Atualmente, o ecossistema brasileiro de startups possui cerca de 13 mil startups, de acordo com o Distrito Dataminer. O estudo considerou uma amostra de, aproximadamente, 6.200 startups que apresentaram dados e informações consistentes para que todas as análises propostas fossem realizadas. Além da pesquisa quantitativa, foi elaborada também uma pesquisa qualitativa com mais de 400 mulheres empreendedoras. A pesquisa tem 96% de nível de confiança, com 4% de margem de erro.
Estudo Female Founders foi destaque no Fantástico
No domingo (28), o estudo Female Founders Report 2021 foi tema de reportagem exclusiva do Fantástico, e a Lilian Natal, head do programa Distrito For Startups, foi convidada para dar uma entrevista e falar mais dos dados levantados por nosso time. Confira a reportagem na íntegra.
Em 10 anos, a desigualdade de gênero entre fundadores de startups mudou pouco
Há dez anos, quando o ecossistema de startups brasileiro ainda estava no seu estágio inicial de desenvolvimento — tinha 18% do tamanho que tem hoje –, as empresas de base tecnológica fundadas apenas por mulheres representavam 4,4% deste mercado e outras 3,5% tinham fundadores de ambos os gêneros. Aquelas fundadas exclusivamente por homem eram 92,1% em 2011. Em 2020, são 90,2%. Quando os quadros societários são analisados, a presença feminina é um pouco maior: 29,5% das startups brasileiras possuem mulheres entre os sócios.
“Os números aos quais chegamos comprovam uma disparidade de gênero imensa e que já era percebida pelo ecossistema de empreendedorismo. Proporcionalmente, o número de startups fundadas por homens é 20 vezes superior ao daquelas criadas por mulheres”, aponta Lilian Natal, líder do Distrito for Startups. “Este levantamento traz uma fotografia atual da presença das mulheres neste universo e, com elas, compreendemos quais as reais dificuldades que enfrentam no dia a dia.
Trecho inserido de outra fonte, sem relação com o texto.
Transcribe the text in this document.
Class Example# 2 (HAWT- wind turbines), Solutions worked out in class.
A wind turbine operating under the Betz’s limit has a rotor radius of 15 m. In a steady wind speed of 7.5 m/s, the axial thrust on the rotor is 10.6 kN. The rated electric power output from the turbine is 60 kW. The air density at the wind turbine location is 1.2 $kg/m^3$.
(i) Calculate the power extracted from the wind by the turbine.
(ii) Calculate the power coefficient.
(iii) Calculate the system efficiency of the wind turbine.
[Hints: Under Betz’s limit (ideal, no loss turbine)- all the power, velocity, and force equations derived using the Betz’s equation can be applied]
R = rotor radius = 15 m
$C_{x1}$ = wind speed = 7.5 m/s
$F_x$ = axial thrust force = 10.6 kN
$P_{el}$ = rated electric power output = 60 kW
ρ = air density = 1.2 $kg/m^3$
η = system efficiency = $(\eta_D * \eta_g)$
Reconhecer o problema e entender a sua real grandeza é um primeiro passo para projetarmos uma economia mais igualitária, sustentável, equilibrada e justa”, completa.
“O modelo de impacto da Endeavor se baseia na figura do exemplo. Mas, como apontado pelo estudo, temos uma baixíssima representatividade de mulheres no ecossistema de inovação. Por isso, desde 2020, assumimos o compromisso de estimular o comprometimento das scale-ups com a construção de um ecossistema mais diverso e inclusivo”, explica Renata Mendes, diretora de Relações Institucionais e Advocacy da Endeavor, referindo-se às startups mais maduras. “O Female Founders nos mostrou que a falta de diversidade é ainda mais gritante entre scale-ups, grupo que representa apenas 4% das empresas do ecossistema”, completa.
Investimentos desiguais
O Female Founders Report 2021 analisou também qual é o cenário atual de investimentos em relação ao empreendedorismo feminino. E mais uma vez, os dados demonstram uma grande disparidade entre gêneros: as startups lideradas só por mulheres receberam apenas 0,04% dos mais de US$ 3,5 bilhões aportados no mercado em 2020.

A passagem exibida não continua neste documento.